Il faut le dire • Le décès du «chef triplement étoilé» Benoît Violier a donné lieu, et continue de donner lieu, à l’une de ces gargantuesques orgies journalistique dont le microcosme a le secret. On ne compte plus les articles, analyses, témoignages, hommages reniflants de tout ce que la Suisse romande compte de people, de gens fortunés et de décideurs,...

Le décès du «chef triplement étoilé» Benoît Violier a donné lieu, et continue de donner lieu, à l’une de ces gargantuesques orgies journalistique dont le microcosme a le secret. On ne compte plus les articles, analyses, témoignages, hommages reniflants de tout ce que la Suisse romande compte de people, de gens fortunés et de décideurs, les trois catégories n’étant par ailleurs que difficilement distinguables.

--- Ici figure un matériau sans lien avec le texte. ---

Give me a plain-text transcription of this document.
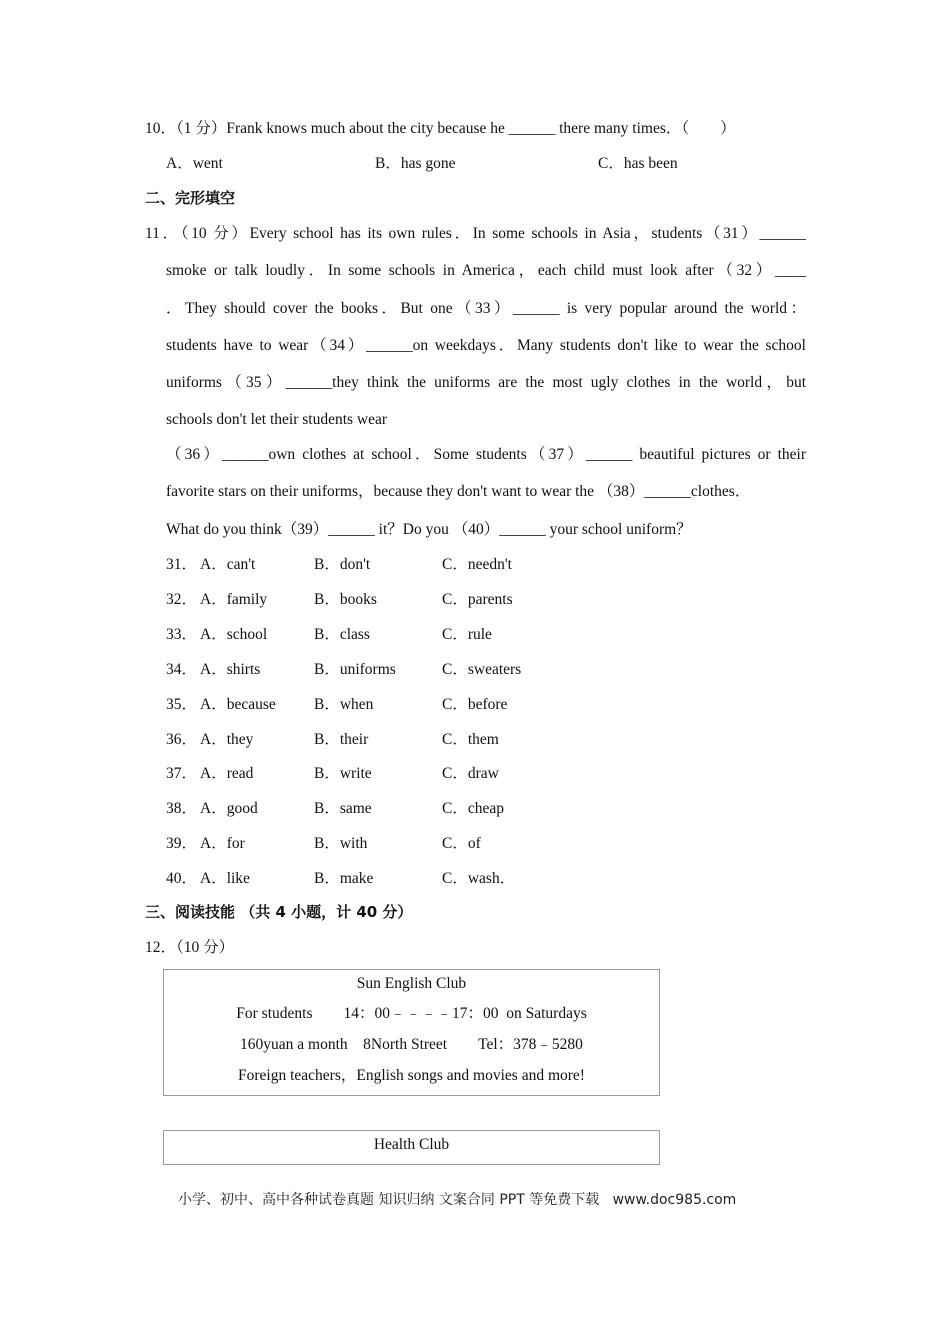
10．（1 分）Frank knows much about the city because he ______ there many times．（　　）
A．went	B．has gone	C．has been
二、完形填空
11．（10 分）Every school has its own rules．In some schools in Asia，students（31）______
smoke or talk loudly．In some schools in America，each child must look after（32）____
．They should cover the books．But one（33）______ is very popular around the world：
students have to wear（34）______on weekdays．Many students don't like to wear the school
uniforms（35）______they think the uniforms are the most ugly clothes in the world，but
schools don't let their students wear
（36）______own clothes at school．Some students（37）______ beautiful pictures or their
favorite stars on their uniforms，because they don't want to wear the （38）______clothes．
What do you think（39）______ it？Do you （40）______ your school uniform？
31． A．can't	B．don't	C．needn't
32． A．family	B．books	C．parents
33． A．school	B．class	C．rule
34． A．shirts	B．uniforms	C．sweaters
35． A．because B．when	C．before
36． A．they	B．their	C．them
37． A．read	B．write	C．draw
38． A．good	B．same	C．cheap
39． A．for	B．with	C．of
40． A．like	B．make	C．wash．
三、阅读技能 （共 4 小题，计 40 分）
12．（10 分）
Sun English Club
For students　　14：00﹣﹣﹣﹣17：00  on Saturdays
160yuan a month　8North Street　　Tel：378﹣5280
Foreign teachers，English songs and movies and more!
Health Club
小学、初中、高中各种试卷真题 知识归纳 文案合同 PPT 等免费下载   www.doc985.com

Bien sûr, la mort d’un homme interpelle et attriste; c’est d’autant plus le cas lorsqu’on parle d’une mort choisie, dénouement terrible d’une souffrance qu’on imagine profonde. Mais de là à en faire un feuilleton quotidien…

A pareille effusion médiatique, je vois plusieurs raisons.

La première est d’ordre dramaturgique: la mort soudaine et violente d’un homme au faîte de sa gloire, surtout quand celui-ci est jeune, évoque des schémas intemporels et puissants, utilisés des tragédies grecques jusqu’aux meilleurs succès hollywoodiens. La deuxième renvoie à l’appartenance de classe: toutes celles et ceux, journalistes, actionnaires, patrons de ceci ou de cela, grands hommes et femmes de pouvoir, sportifs, avocats, hommes et femmes politiques, fréquentent ou ont fréquenté les lieux. Certains étaient des habitués; tous y ont organisé qui un anniversaire de mariage, qui un repas d’affaires, qui la signature d’un contrat. Pour l’élite romande, la table de Violier est un stamm, un point de ralliement où l’on a l’assurance de rester entre-soi. La troisième raison tient au nouveau statut social du «chef étoilé», propulsé au rang de héros contemporain par les émissions de divertissement (le marmiton de base, soit le 99% de la profession, n’ayant pas droit à pareils honneurs, il va sans dire).

Que la presse rende hommage à un grand chef au talent incontestable est normal et sans doute souhaitable. Qu’elle en fasse tant, oubliant la retenue et la décence auxquelles un décès appelle pourtant, est plus choquant.